Cartouche à blanc — wikipédia gas in babies at night

Les militaires utilisent des cartouches à blanc pour l’entraînement des troupes, ainsi que lors de manifestations militaires publiques ou de reconstitutions historiques, ou encore lors des cérémonies commémoratives ou des funérailles militaires.

Elles sont aussi utilisées lors de la constitution des pelotons d’exécution : toutes les armes utilisées sont chargées à balle réelle, sauf une, chargée à blanc, de sorte que chacun des tireurs puisse douter qu’il ait réellement tué le condamné [1 ]. Risques et dangers [ modifier | modifier le code ]
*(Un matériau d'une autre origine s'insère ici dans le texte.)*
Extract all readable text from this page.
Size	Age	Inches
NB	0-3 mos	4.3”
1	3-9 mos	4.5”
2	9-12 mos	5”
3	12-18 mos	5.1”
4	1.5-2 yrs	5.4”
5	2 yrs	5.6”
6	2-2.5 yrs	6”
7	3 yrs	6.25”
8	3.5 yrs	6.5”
• à courte distance ou à bout touchant, utilisées dans une arme à feu (même un pistolet d’alarme ou servant à donner le départ d’une course), ces munitions peuvent occasionner des blessures. Ces blessures sont souvent bénignes (ex. tatouage induit par des résidus [2 ] ou particules de la bourre ou de poudre mal brûlées d’une cartouche à blanc ayant pénétré l’ épiderme puis le derme [3 ]) mais parfois très graves voire immédiatement mortelles. La médecine connait de nombreux types de lésions dites « lésions balistiques « sans projectile » » [4 ] , [5 ]: l’arme projette à grande vitesse des gaz brûlants et des déchets de poudre incandescents, susceptibles d’occasionner de graves brûlures ou de blesser par l’ onde de choc (à courte distance).

En 1984, l’acteur Jon-Erik Hexum fut ainsi tué par un tir de cartouche à blanc. Ayant appuyé sur la détente d’un revolver de type 44 Magnum chargé à blanc contre sa tête, l’onde de choc induite par l’explosion a pénétré son crâne en pulvérisant des fragments d’os profondément dans son cerveau. L’acteur est mort quelques jours après l’accident [6 ] , [7 ]. Des cas de suicides réussis (au moyen d’une armes chargée d’une cartouche à blanc) ont été enregistrés [8 ] et étudiés, en Allemagne par exemple [9 ].

Une autopsie pratiquée en 2015 sur le corps d’une personne tuée par un pistolet chargé à blanc tourné contre sa poitrine « a révélé une cavité surdimensionnée, de multiples fractures de la paroi thoracique antérieure ainsi que des ruptures du cœur, de l’ aorte, du lobe hépatique gauche et du diaphragme . Au total, la zone de destruction mécanique avait un diamètre d’env. 15 cm [10 ]. L’absence de blessure de sortie et de toute balle logée dans le corps, montre que la blessure a été exclusivement causée par la force d’éjection du gaz issu de la combustion de l’agent propulseur (poudre noire) » [10 ]. Ce type de blessure mortelle a été reproduit : une caméra a pu filmer à grande vitesse la formation d’une cavité (presque sphérique) dans un bloc de « gélatine d’étude balistique » contre laquelle avait été appliquée le pistolet du suicidé chargé avec de la poudre noire et sans projectile. 5 g de poudre noire ont ainsi produit une zone de destruction comparable à celle trouvé dans le corps du suicidé [10 ].

• Les petits canons chargés à blanc pour les tirs de salutation ou de démonstration (dans la marine par exemple) peuvent aussi provoquer des blessures graves [11 ], et des canons de grande taille chargés à blanc peuvent provoquer des blessures bien plus graves [12 ].

• Il est également possible qu’un projectile déjà présent dans l’arme (par exemple après un tir raté avec une cartouche ordinaire) puisse être éjecté par la mise à feu d’une cartouche à blanc. C’est de cette manière qu’est décédé l’acteur Brandon Lee en 1993.

• Enfin, la confusion entre cartouches réelles et à blanc peut entraîner des accidents. Par exemple, en 2008 à Carcassonne, lors d’une journée portes ouvertes au 3 e RPIMa, s’est produit un accident faisant 16 blessés : un chargeur à blanc ayant été accidentellement remplacé par un chargeur à balles réelles.